Friday, May 29, 2020

29/5/20: COVID19 Data: One Hell of a Mess

I haver compiled a summary of all COVID19 data for top 50 countries (all countries with more than 10,000 recorded cases as of May 29, 2020). Here are thee tables. Alphabetically, in 2 tables:

So, here are interesting observations:

  • Out of 50 countries only 11 countries are statistically 'average' or statistically 'normal'. All other 39 countries are statistically distinct from the average. Note: I am using 95 percent confidence level, adjusting for non-normal distribution.
  • Of these 39 countries, 21 countries are performing significantly better than average in terms of pandemic severity (in official numbers terms), and 9 are performing significantly worse.
  • 9 countries present an ambiguous case, when compared to the average.
Key takeaway from this: there is, basically, no point of talking about 'normal' experience with  COVID19 numbers. The system of this pandemic is extremely VUCA - high volatility, uncertainty, complexity and ambiguity of data and data dynamics imply that countries comparatives are at best handled with extreme care and on a case-by-case basis, as opposed to by referencing global averages.
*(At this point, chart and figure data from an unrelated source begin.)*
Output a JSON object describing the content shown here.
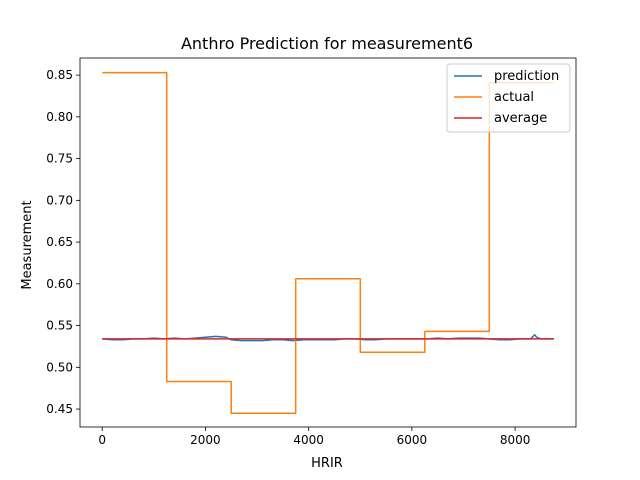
{
  "chart_data": {
    "type": "line",
    "title": "Anthro Prediction for measurement6",
    "xlabel": "HRIR",
    "ylabel": "Measurement",
    "xlim": [
      -430,
      9180
    ],
    "ylim": [
      0.4285,
      0.8705
    ],
    "xticks": [
      0,
      2000,
      4000,
      6000,
      8000
    ],
    "xtick_labels": [
      "0",
      "2000",
      "4000",
      "6000",
      "8000"
    ],
    "yticks": [
      0.45,
      0.5,
      0.55,
      0.6,
      0.65,
      0.7,
      0.75,
      0.8,
      0.85
    ],
    "ytick_labels": [
      "0.45",
      "0.50",
      "0.55",
      "0.60",
      "0.65",
      "0.70",
      "0.75",
      "0.80",
      "0.85"
    ],
    "grid": false,
    "legend_position": "upper right",
    "series": [
      {
        "name": "prediction",
        "color": "#1f77b4",
        "x": [
          0,
          200,
          400,
          600,
          800,
          1000,
          1200,
          1400,
          1600,
          1800,
          2000,
          2200,
          2400,
          2500,
          2700,
          2900,
          3100,
          3300,
          3500,
          3700,
          3900,
          4100,
          4300,
          4500,
          4700,
          4900,
          5100,
          5300,
          5500,
          5700,
          5900,
          6100,
          6300,
          6500,
          6700,
          6900,
          7100,
          7300,
          7500,
          7700,
          7900,
          8100,
          8300,
          8380,
          8420,
          8500,
          8600,
          8750
        ],
        "y": [
          0.534,
          0.533,
          0.533,
          0.534,
          0.534,
          0.535,
          0.534,
          0.535,
          0.534,
          0.535,
          0.536,
          0.537,
          0.536,
          0.533,
          0.532,
          0.532,
          0.532,
          0.533,
          0.533,
          0.532,
          0.533,
          0.533,
          0.533,
          0.533,
          0.534,
          0.534,
          0.533,
          0.533,
          0.534,
          0.534,
          0.534,
          0.534,
          0.534,
          0.535,
          0.534,
          0.535,
          0.535,
          0.535,
          0.534,
          0.533,
          0.533,
          0.534,
          0.534,
          0.539,
          0.536,
          0.534,
          0.534,
          0.534
        ]
      },
      {
        "name": "actual",
        "color": "#ff7f0e",
        "x": [
          0,
          1250,
          1250,
          2500,
          2500,
          3750,
          3750,
          5000,
          5000,
          6250,
          6250,
          7500,
          7500,
          8750
        ],
        "y": [
          0.853,
          0.853,
          0.483,
          0.483,
          0.445,
          0.445,
          0.606,
          0.606,
          0.518,
          0.518,
          0.543,
          0.543,
          0.841,
          0.841
        ]
      },
      {
        "name": "average",
        "color": "#d62728",
        "x": [
          0,
          8750
        ],
        "y": [
          0.534,
          0.534
        ]
      }
    ]
  }
}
Non-normality of data is severe and should steer analysis toward the median as a more valid (but still poor) central tendency measure, rather than the average.
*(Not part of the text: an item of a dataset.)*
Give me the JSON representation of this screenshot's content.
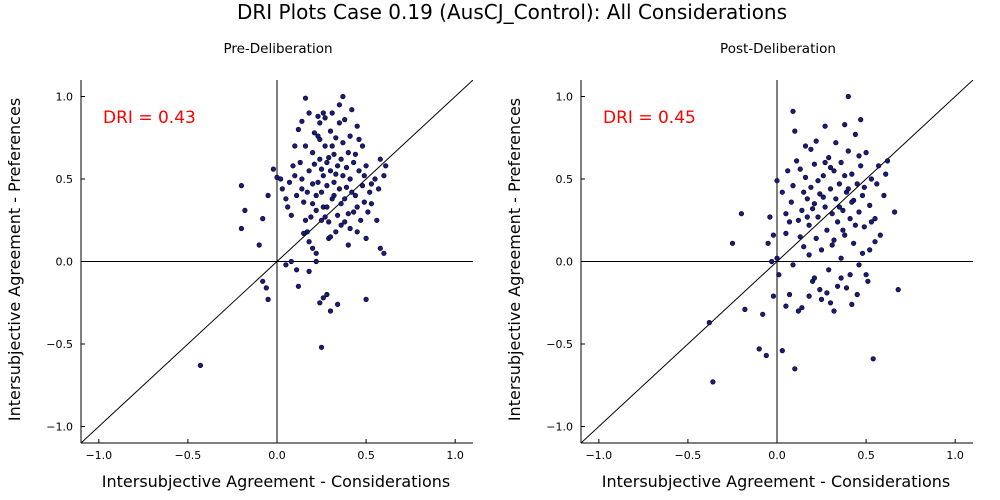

Incidentally, as an aside, this calls into question all and any linear models that are being fitted to the COVID19 data, as, for example, in the case of the infamously bizarre research from JP Morgan claiming no changes in R0 rates during- and post-lockdowns.

Here is an illustrative case: Russia. Russian stats on COVID19 have been throughly washed through the Western media with usual scepticism and allegations that Kremlin is manipulating the data. Statistically, however, Russia is an outlier that is close to some semblance of a norm (especially considering the median).

Here is a summary:

In other words, Russia is somewhat 'normal' in the number of cases detected per 1 million population, and in death rates per 1 million of population, but 'abnormal' in having low reported death rates per case identified. There are 7 countries amongst top 50 case countries that have lower death rates per 1,000 cases, but statistically, there are 20 countries that are indistinguishable from Russia in terms of deaths per 1,000 cases reported. 

Go figure... the data is a fine mess.

Update: for the sake of explanation, the above 'exercise' using Russia is not to imply that all is 'normal' in Russian stats in some ethical or policy-based sense. It is simply to show that even outliers cases of data, like Russia, can be understood to be 'normal' based on simplistic use of statistics. COVID19 pandemic data across a range of countries is of deeply questionable value due to the lack of standardised methodologies in collecting, identifying and reporting data, due to endogeneity problem in terms of reported cases and tests deployed as well as the quality of tests deployed, due to weaker reporting systems across a wide range of economies, and potentially due to political manipulation of methodologies and reported statistics in a number of countries and sub-national jurisdictions.